The British Medical Association (BMA) had said junior doctors were willing to cancel the total strike if Mr Hunt re-entered negotiations which focused on the points the BMA wished to address.

“We’re not deliberately difficult people, we desperately want a contract that’s safe for patients,” said ophthalmology registrar Dr Polly Dickerson, who launched the Leeds protest along with Dr Chris Marshall, to The Independent.

“But Jeremy Hunt doesn’t seem to want to talk to us. We’re here to send a message that, wherever he goes, we are willing to talk.”

The DoH subsequently issued a statement rejecting the offer to hold new talks.

Junior doctors fear the new contract imposed by the government will result in staff being extremely overstretched in hospitals, puttin patients at risk.

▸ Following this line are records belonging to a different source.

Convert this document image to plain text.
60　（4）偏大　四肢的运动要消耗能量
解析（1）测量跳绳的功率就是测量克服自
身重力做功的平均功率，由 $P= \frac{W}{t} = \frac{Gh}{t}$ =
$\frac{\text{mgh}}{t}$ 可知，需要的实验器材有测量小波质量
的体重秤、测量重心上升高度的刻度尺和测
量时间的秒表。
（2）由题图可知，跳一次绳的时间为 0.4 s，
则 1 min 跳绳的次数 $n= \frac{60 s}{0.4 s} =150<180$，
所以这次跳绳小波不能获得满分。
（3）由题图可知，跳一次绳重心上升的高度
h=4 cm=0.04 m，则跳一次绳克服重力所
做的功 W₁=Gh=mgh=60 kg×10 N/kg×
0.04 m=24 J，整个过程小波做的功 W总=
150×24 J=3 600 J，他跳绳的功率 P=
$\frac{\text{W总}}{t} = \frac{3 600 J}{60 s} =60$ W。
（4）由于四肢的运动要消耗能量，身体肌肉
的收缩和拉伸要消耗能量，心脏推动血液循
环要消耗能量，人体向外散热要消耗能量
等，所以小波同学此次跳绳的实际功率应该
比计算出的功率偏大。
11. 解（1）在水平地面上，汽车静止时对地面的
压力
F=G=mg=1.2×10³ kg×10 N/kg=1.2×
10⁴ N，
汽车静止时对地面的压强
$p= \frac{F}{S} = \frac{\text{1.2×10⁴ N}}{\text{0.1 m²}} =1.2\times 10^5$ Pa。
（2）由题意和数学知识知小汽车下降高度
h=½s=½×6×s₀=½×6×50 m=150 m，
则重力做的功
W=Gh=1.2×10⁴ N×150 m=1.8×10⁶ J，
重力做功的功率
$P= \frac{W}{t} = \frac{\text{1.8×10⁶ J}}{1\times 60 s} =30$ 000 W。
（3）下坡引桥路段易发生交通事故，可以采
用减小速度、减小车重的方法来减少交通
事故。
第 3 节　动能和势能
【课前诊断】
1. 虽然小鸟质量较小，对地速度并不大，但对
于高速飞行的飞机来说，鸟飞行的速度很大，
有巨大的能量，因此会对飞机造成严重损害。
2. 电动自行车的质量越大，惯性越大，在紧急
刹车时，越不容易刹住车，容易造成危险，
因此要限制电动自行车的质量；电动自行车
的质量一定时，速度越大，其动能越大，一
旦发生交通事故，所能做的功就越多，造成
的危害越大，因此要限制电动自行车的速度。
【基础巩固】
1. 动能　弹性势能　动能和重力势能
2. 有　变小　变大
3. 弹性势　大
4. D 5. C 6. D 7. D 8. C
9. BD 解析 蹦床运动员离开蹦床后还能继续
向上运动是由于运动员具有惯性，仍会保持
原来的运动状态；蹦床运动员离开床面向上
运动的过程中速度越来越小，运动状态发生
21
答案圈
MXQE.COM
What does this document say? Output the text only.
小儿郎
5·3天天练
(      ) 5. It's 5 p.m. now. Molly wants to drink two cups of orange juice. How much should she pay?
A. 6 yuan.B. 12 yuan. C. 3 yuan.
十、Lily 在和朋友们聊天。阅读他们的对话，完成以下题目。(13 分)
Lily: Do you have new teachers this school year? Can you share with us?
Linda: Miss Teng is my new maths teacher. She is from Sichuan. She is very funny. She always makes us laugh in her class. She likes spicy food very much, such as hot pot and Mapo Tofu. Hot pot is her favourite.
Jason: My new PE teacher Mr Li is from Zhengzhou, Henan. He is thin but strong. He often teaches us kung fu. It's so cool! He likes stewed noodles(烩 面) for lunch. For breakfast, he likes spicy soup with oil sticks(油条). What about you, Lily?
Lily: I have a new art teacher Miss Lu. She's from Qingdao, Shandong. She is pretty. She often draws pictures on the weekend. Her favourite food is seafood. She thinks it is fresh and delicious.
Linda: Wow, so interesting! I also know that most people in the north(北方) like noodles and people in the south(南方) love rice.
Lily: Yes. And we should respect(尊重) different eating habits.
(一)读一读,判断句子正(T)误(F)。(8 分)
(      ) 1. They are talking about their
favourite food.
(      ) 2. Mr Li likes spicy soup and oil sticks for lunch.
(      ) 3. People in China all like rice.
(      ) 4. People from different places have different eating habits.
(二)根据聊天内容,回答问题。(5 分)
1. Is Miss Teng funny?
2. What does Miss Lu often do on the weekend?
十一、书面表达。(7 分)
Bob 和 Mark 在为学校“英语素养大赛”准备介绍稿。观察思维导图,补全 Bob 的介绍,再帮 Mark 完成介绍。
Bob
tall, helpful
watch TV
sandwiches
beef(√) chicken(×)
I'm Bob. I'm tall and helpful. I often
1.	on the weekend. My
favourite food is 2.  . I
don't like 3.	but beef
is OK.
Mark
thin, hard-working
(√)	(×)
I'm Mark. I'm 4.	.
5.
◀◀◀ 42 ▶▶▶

“The reason we’re scared and so upset about this contract and worried about being spread thinly is because the seven day service is not just a junior doctor issue, we are a small cog in a massive machine,” said Dr Dickerson.

“We will need the same number of support staff to be there at weekends as we do during the week: more nurses, radiographers, porters, clerks, secretaries, out of hospital staff.

“We routinely work over our hours. The system is already run on goodwill. You wouldn’t have to take too many people away for it to fall over and we are really frightened that’s going to happen.”

Dr Dickerson claimed junior doctors were happy to work weekends, but with proper support and investment.

“If they said they were going to fully fund and staff a seven-day NHS, the junior doctors would jump at it," she said.

“There’s been all this rhetoric from the government about how this is about spoilt junior doctors not wanting to work on Saturday, but we already do. It’s not about that.

“We’re not worried about Saturday pay per se, we’re saying spreading junior doctors thinner isn’t along going to give you a safe seven day service but might reflect current Monday to Friday provision and that’s not safe.”

The prospect of contract imposition has left Dr Dickerson so troubled that she, along with many others, said she was reconsidering her future in the NHS.

“I’ve got to the point where I’m so exhausted and demoralised by the whole thing that I don’t know if I want to carry on and I’m two years away from being a consultant,” she said.

“I’ve got 30 years of operating service to give to the NHS and I’ve always wanted to do that. But I’m wondering if it’s going to be sustainable in its current form.

“It makes you doubt everything you’ve ever worked for and ever believed in.”

The Government decided to resort to contract imposition in February, after Jeremy Hunt’s chief negotiator, NHS hospital chief executive Sir David Dalton, said there was “no realistic prospect of a negotiated outcome”.